WERKGEVERS MOETEN ZELF FRAUDE AANPAKKEN
In de programmawet zitten, gewoontegetrouw, heel wat addertjes verscholen. Dit jaar stond een aantal bepalingen in het teken van de strijd tegen de sociale en fiscale fraude (zie blz. 50). Zo krijgt de sociale inspectie een opsporingsbevoegdheid. Tot nu moet de sociale inspectie in een bedrijf beleefd vragen of ze bepaalde documenten kan krijgen. Indien de werkgever weigert, moet de inspecteur afdruipen. Door de opsporingsbevoegdheid zal de sociaal inspecteur zelf actief mogen zoeken naar documenten.

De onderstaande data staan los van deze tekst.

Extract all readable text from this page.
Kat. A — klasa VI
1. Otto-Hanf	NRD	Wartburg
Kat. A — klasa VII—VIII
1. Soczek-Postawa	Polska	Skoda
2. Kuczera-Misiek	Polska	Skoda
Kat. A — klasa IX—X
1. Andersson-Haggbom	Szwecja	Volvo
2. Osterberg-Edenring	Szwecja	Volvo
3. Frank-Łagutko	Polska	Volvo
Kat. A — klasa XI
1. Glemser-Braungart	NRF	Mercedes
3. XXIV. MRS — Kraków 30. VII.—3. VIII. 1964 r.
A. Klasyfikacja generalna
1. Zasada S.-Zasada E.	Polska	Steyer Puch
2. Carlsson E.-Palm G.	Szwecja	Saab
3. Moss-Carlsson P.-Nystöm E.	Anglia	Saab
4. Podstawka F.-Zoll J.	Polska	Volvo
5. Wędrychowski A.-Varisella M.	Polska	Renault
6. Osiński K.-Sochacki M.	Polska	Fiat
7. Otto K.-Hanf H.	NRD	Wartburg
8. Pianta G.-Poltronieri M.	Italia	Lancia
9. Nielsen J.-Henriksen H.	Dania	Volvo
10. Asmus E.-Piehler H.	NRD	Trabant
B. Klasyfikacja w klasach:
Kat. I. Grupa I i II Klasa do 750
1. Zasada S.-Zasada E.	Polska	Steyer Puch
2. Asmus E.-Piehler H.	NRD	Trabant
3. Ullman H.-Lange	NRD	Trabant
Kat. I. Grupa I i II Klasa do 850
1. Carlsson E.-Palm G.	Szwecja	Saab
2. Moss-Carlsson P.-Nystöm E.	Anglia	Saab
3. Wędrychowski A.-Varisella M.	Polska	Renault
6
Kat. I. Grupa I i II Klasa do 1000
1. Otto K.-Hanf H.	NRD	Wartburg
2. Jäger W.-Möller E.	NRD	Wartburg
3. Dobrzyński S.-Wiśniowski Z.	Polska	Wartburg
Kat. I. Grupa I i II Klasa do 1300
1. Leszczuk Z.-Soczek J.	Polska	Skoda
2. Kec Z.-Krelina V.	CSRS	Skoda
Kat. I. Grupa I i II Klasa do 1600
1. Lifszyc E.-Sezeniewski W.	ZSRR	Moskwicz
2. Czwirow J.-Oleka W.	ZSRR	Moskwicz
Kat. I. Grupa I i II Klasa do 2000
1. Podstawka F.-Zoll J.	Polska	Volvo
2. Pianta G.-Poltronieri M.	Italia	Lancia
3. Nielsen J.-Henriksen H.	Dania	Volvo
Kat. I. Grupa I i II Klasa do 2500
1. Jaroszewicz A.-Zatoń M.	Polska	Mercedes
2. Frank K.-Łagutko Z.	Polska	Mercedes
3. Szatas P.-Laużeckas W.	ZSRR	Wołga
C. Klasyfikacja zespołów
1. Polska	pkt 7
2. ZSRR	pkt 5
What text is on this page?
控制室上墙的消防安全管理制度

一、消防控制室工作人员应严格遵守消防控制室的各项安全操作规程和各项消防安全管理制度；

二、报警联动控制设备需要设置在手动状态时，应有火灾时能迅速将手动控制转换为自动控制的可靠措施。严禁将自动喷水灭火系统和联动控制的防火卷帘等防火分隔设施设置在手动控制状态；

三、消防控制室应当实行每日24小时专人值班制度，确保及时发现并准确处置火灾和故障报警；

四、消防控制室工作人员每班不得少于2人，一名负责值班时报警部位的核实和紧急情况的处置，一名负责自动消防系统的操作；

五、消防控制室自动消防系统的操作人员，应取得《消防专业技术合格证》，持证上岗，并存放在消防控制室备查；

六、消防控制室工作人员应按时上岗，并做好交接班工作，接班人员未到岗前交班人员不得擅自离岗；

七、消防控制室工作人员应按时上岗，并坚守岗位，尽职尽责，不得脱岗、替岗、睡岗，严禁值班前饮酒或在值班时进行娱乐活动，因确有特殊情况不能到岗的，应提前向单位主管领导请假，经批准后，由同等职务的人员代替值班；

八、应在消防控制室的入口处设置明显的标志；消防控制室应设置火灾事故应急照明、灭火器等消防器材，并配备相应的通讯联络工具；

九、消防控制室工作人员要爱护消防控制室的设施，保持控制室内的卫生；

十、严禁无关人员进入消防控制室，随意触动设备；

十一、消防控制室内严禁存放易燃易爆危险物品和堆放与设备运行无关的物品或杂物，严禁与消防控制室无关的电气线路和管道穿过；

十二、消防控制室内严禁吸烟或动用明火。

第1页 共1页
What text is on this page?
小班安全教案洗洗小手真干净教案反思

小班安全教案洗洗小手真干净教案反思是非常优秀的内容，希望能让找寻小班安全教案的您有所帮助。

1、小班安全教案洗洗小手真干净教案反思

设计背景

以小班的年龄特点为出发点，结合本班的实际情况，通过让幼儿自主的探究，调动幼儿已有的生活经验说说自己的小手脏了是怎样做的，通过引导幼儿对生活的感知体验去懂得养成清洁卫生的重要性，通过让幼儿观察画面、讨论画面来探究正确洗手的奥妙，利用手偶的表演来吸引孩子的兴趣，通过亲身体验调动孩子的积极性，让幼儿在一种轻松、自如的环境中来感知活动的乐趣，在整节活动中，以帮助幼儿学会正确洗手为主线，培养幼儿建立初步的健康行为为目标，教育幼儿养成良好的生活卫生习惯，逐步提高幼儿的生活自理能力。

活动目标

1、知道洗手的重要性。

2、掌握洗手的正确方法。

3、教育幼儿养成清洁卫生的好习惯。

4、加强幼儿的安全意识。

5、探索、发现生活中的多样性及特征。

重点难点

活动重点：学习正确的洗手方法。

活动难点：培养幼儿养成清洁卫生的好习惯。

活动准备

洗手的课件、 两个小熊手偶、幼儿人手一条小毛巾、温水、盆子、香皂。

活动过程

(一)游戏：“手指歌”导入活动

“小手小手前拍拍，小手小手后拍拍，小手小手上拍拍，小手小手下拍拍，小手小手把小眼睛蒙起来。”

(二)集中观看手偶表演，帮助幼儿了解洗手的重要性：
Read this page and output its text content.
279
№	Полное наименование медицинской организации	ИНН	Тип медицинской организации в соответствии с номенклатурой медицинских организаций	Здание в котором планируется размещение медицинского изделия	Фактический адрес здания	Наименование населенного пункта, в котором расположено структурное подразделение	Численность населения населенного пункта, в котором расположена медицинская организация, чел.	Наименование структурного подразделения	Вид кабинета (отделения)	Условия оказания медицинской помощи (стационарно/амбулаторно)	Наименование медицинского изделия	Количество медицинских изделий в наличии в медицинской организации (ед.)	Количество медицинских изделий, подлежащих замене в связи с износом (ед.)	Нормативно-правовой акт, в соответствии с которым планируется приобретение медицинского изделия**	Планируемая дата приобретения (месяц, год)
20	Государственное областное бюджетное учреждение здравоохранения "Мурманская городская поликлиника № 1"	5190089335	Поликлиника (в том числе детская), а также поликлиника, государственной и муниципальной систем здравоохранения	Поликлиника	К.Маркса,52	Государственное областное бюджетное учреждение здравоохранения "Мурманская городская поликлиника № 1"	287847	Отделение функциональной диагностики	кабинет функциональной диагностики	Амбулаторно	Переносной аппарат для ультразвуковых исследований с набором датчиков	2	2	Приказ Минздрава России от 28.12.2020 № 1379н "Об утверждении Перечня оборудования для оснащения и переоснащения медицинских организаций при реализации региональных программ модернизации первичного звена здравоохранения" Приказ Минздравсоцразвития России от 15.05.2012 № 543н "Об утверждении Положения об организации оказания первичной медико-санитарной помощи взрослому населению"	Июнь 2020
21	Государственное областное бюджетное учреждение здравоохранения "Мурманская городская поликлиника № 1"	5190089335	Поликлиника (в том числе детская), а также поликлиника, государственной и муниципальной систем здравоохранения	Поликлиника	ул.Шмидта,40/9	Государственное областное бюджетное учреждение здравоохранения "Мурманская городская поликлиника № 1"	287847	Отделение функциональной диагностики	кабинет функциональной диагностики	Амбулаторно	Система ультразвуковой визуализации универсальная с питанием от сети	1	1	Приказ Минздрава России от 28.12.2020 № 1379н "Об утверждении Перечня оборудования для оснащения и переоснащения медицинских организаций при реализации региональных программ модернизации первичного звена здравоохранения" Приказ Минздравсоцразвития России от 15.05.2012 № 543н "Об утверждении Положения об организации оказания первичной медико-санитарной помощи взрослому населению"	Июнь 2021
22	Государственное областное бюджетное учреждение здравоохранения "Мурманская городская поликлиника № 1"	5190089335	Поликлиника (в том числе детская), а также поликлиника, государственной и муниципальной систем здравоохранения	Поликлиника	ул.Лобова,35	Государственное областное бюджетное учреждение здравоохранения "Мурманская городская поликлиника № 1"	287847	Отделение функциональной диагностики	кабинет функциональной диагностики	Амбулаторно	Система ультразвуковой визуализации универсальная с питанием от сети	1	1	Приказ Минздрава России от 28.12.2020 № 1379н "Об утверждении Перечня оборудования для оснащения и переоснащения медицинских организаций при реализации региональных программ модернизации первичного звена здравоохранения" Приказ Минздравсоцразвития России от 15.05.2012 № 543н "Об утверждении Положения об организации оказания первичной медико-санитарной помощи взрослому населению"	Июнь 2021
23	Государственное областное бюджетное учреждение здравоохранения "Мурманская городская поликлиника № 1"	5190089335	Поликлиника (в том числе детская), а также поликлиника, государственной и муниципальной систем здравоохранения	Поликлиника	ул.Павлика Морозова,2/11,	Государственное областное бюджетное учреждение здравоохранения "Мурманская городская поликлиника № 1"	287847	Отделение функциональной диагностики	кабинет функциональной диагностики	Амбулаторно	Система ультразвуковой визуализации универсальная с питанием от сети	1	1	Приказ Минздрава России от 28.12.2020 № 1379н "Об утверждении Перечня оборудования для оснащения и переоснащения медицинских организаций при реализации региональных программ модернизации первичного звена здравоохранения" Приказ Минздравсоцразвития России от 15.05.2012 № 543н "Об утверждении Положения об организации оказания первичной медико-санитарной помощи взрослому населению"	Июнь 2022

Voorts introduceert de programmawet de zogenaamde foutloze aansprakelijkheid van bestuurders en aandeelhouders. Zo kunnen bestuurders opdraaien voor fiscale delicten begaan door anderen, waarvan zij op de hoogte hadden kunnen/moeten zijn, maar het in realiteit niet zijn. Ook in de btw krijgt de fiscus meer macht en dreigen constructies die te goeder trouw werden opgezet, voor de bijl te gaan.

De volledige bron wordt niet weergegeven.